Perché all’inizio dell’ingresso in comunità si viene isolati dal mondo esterno, non potendo vedere amici, genitori e senza la possibilità di utilizzare il telefono?

«Questo è un retaggio che abbiamo nel vedere la cura in modo antico: generalmente, ma non sempre, se si isola il paziente da un mondo che sostiene particolari abitudini, agevoliamo il percorso di cura. Adesso sto avviando una nuova esperienza professionale all’Ospedale San Giuseppe di Piancavallo, diverso dalla comunità, i cui si mettono in campo dei metodi di cura differenti: mi sto molto interrogando su come le prassi che utilizzavamo in comunità non si possono utilizzare in un ospedale; è fondamentale non assolutizzare le regole».

Durante il lockdown, il numero di ragazzi e ragazze che soffrono di disturbi alimentari è aumentato esponenzialmente, colpendo fasce d’età sempre più giovani: come ci si spiega questo fenomeno?

«Questo effetto non si può arginare, ma bisogna cercare di farsi trovare preparati: già in tempi di pace non si era preparati, perché le risorse per le persone affette da disturbi alimentari erano scarse; ora la domanda è raddoppiata, e bisogna cercare di capire cosa mettere in campo in termini di risorse e personale pronto e preparato ad affrontare la situazione. Con il Covid c’è stato un doppio effetto deleterio, poiché i servizi di cura sono stati ridotti e messi in condizione di non potersi dedicare a pieno alle esigenze del paziente, con una diminuzione del raggio di azione dei sistemi di cura; dall’altro lato, è aumentato il disagio alimentare, perché chiusi in casa con angosce, paure e senza cure, molte situazioni già fragili sono peggiorate».

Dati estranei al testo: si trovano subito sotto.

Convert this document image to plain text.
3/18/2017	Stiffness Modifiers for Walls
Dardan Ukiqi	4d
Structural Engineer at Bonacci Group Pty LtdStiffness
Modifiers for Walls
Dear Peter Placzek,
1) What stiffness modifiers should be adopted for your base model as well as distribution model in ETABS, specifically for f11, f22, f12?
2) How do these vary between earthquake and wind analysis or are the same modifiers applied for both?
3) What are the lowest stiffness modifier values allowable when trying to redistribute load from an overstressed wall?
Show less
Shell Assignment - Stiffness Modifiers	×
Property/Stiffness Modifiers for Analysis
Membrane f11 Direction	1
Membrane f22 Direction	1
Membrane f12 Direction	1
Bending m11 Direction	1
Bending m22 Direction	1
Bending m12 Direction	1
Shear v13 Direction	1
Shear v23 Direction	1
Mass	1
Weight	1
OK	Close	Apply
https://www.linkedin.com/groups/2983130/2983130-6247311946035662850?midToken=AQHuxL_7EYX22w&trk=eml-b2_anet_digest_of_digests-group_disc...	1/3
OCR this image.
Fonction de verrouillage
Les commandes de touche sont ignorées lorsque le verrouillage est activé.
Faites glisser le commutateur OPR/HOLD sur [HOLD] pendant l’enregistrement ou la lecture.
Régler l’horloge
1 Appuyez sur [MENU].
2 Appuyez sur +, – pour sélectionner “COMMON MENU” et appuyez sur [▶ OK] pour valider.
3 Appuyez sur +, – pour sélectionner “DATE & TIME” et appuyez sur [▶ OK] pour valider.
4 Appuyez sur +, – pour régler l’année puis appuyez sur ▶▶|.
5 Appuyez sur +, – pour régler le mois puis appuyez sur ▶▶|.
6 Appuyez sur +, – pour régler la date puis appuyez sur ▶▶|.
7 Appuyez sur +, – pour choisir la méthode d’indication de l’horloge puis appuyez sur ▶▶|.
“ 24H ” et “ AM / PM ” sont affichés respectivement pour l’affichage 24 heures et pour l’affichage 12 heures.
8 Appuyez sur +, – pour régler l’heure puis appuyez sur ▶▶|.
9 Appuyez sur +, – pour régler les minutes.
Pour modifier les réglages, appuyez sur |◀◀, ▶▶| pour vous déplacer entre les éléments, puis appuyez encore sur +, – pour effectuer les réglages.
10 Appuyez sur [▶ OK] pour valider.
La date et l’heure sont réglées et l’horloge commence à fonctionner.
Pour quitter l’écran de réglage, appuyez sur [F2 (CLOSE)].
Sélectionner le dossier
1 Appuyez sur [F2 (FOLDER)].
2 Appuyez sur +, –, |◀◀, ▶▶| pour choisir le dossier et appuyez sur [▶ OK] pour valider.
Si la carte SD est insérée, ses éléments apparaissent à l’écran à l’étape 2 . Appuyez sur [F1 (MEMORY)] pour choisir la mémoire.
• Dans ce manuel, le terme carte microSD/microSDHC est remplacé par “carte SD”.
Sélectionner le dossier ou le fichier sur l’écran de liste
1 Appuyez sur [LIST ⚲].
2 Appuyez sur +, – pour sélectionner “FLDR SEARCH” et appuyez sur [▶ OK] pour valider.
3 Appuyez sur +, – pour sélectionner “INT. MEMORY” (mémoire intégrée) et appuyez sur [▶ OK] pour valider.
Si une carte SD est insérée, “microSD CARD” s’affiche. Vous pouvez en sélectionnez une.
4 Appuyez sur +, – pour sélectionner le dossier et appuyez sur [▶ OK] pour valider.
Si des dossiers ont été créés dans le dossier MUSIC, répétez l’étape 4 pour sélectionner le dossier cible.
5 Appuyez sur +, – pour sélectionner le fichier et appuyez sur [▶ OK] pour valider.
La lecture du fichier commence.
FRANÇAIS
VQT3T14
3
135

Come si può parlare di disturbi alimentari?

«Si può pensare di farlo dando parola ai pazienti: basta con i soloni accademici che vanno in televisione a descrivere che cos’è l’anoressia o la bulimia, le ragazze che vivono questo problema possono diventare artefici di questa esperienza di vita dando loro una dignità di esistenza. Non dimentichiamo che i DCA per molte persone che gestiscono i sistemi sanitari non esistono: su queste malattie c’è ancora uno stigma feroce che colpisce la scienza, la cultura e la politica ed è questo che tutti noi dobbiamo cercare di contrastare».